Hi guys whatsup, I just have to get this idea off my chest so I can get back to a boring philosophy assignment. Please feel free to criticize the hell out of this or just tell me what you think of it or make your own variation!
I’d like to make a film that dramatically shows the development of mankind in two contrasting ways. The film starts in the time of Socrates, Plato and Aristotle, who can be seen as the founders of the philosophical tradition of the West, and shows their way of thinking and how it is put in practice. After Aristotle the film does not move on to the medieval European scholastic Christian philosophy and culture, but moves on to the Middle East, where philosophers continued in line with the Aristotelian tradition. Eventually the film will move back to Europe around the renaissance, when the new classical Greek texts were rediscovered in Europe thanks in part to the preservation of classical philosophy in the Middle East. Then the film will show the development of enlightenment philosophy, and will continue into the modern age and reach a climax at the chaotic, catastrophic, technological time that is the 20th and 21st century in the West.
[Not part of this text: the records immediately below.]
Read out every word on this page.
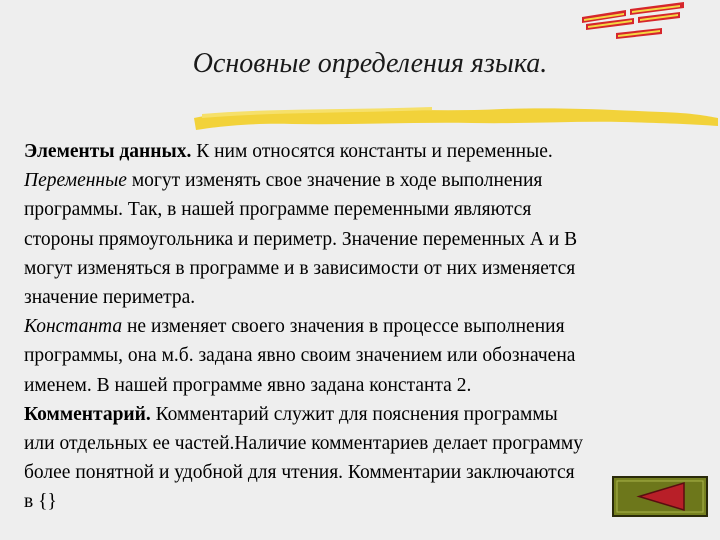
Основные определения языка.

Элементы данных. К ним относятся константы и переменные.

Переменные могут изменять свое значение в ходе выполнения

программы. Так, в нашей программе переменными являются

стороны прямоугольника и периметр. Значение переменных А и В

могут изменяться в программе и в зависимости от них изменяется

значение периметра.

Константа не изменяет своего значения в процессе выполнения

программы, она м.б. задана явно своим значением или обозначена

именем. В нашей программе явно задана константа 2.

Комментарий. Комментарий служит для пояснения программы

или отдельных ее частей.Наличие комментариев делает программу

более понятной и удобной для чтения. Комментарии заключаются

в {}
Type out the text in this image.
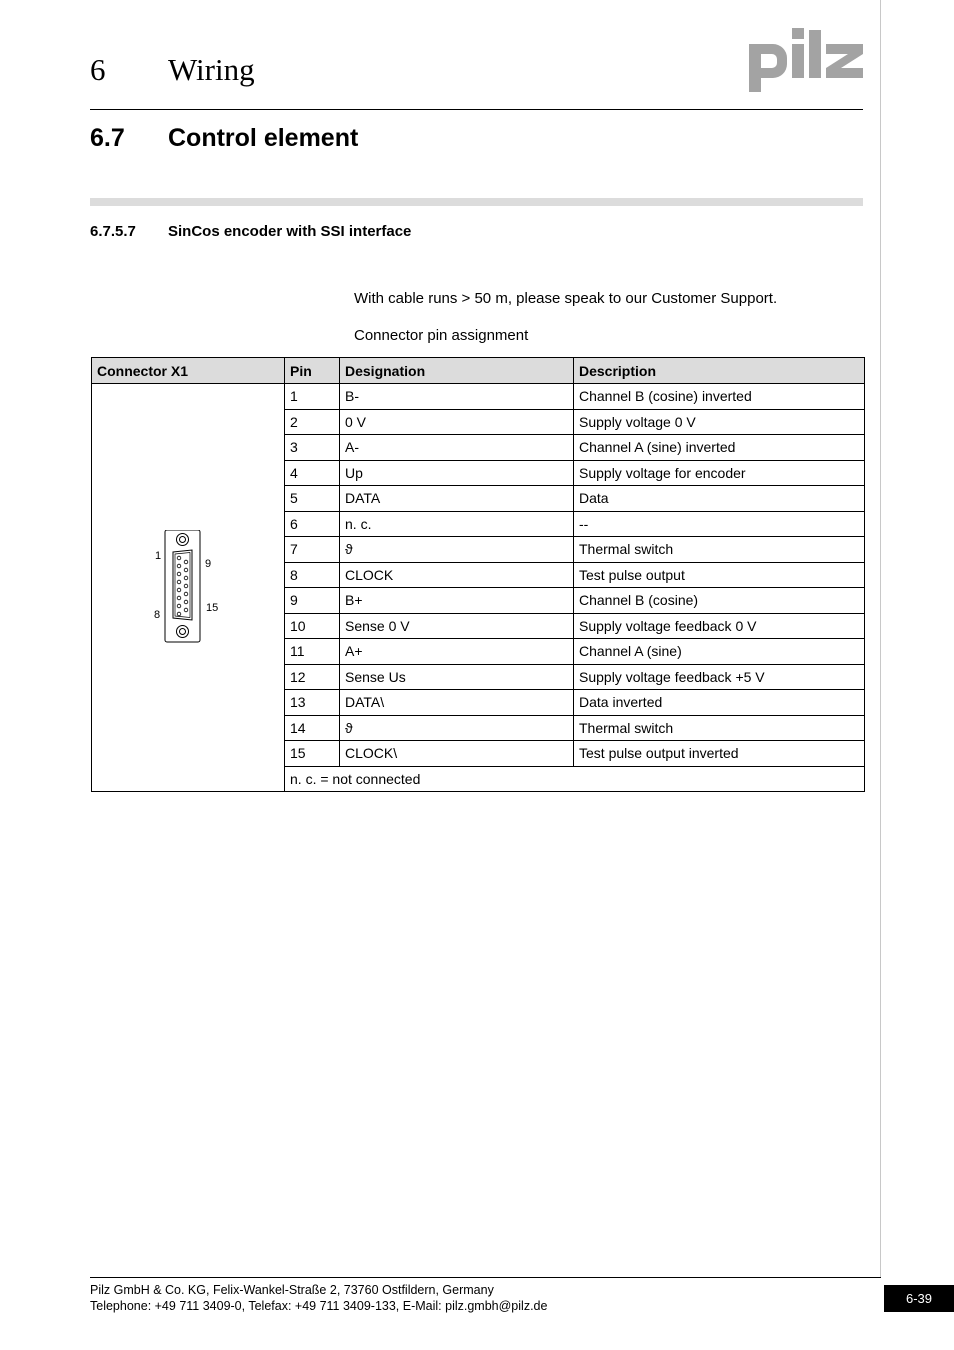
6 Wiring
6.7 Control element
6.7.5.7 SinCos encoder with SSI interface
With cable runs > 50 m, please speak to our Customer Support.
Connector pin assignment
Connector X1	Pin	Designation	Description

1
8
9
15	1	B-	Channel B (cosine) inverted
	2	0 V	Supply voltage 0 V
	3	A-	Channel A (sine) inverted
	4	Up	Supply voltage for encoder
	5	DATA	Data
	6	n. c.	--
	7	ϑ	Thermal switch
	8	CLOCK	Test pulse output
	9	B+	Channel B (cosine)
	10	Sense 0 V	Supply voltage feedback 0 V
	11	A+	Channel A (sine)
	12	Sense Us	Supply voltage feedback +5 V
	13	DATA\	Data inverted
	14	ϑ	Thermal switch
	15	CLOCK\	Test pulse output inverted
	n. c. = not connected		
Pilz GmbH & Co. KG, Felix-Wankel-Straße 2, 73760 Ostfildern, Germany
Telephone: +49 711 3409-0, Telefax: +49 711 3409-133, E-Mail: pilz.gmbh@pilz.de	6-39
At the height of this climax, in the midst of the chaos of cellphones, advertisements, terrorist paranoia and hystericism, the film suddenly jumps back to the time of the ancient Greeks, but this time in the place now known as India, amidst the peace and tranquility of the Upanishads.
Here the film will show the philosophical tendencies, very similar to those of Socrates and Plato, which dominated the minds of those who wished to attain liberation, or Moksha, from the endless cycle of birth and rebirth and its sufferings (they developed the idea now known as spiritual enlightenment, or the idea that such a thing could be possible). The film will continue to show the further development of these philosophical attitudes, moving along to Gautama Buddha, then Nagarjuna, Bodhidharma, Zen master Rinzai until it arrives at the (in my opinion) purest form of Zen Buddhism uncontaminated by any superstition or unnecessary beliefs systems, opinions or practices whatsoever. The film will then show the carrying of this essence of "true" Zen through to the present time, if it can still be found in the present time, and thus show a remarkable contrast between on the one hand the life of those profound lovers of wisdom that are the true masters of Zen and the chaotic, delusional, self-obsessed madmen who sometimes call themselves and their way of thinking “philosophical” that are the star players in the circus of the world as it was shown in the first part of the film.
Thus I conceive that the film will show very poignantly the profound peace and freedom that is Zen (or meditation, contemplation, spirituality, or whatever you wish to call it) in comparison with the chaotic, confused, rational thinking mind, which has created the cold, chaotic and murderous and mechanical societies of today. I might soundtrack the images of the mechanical world created by thought with raw techno music in the style of Jeff Mills or Underground Resistance, a music which to me expresses very strongly the fundamental chaos, restlessness and coldness in the human "civilized" world that is in my opinion the result of the rational but confused thinking mind in the Western "philosophical" tradition.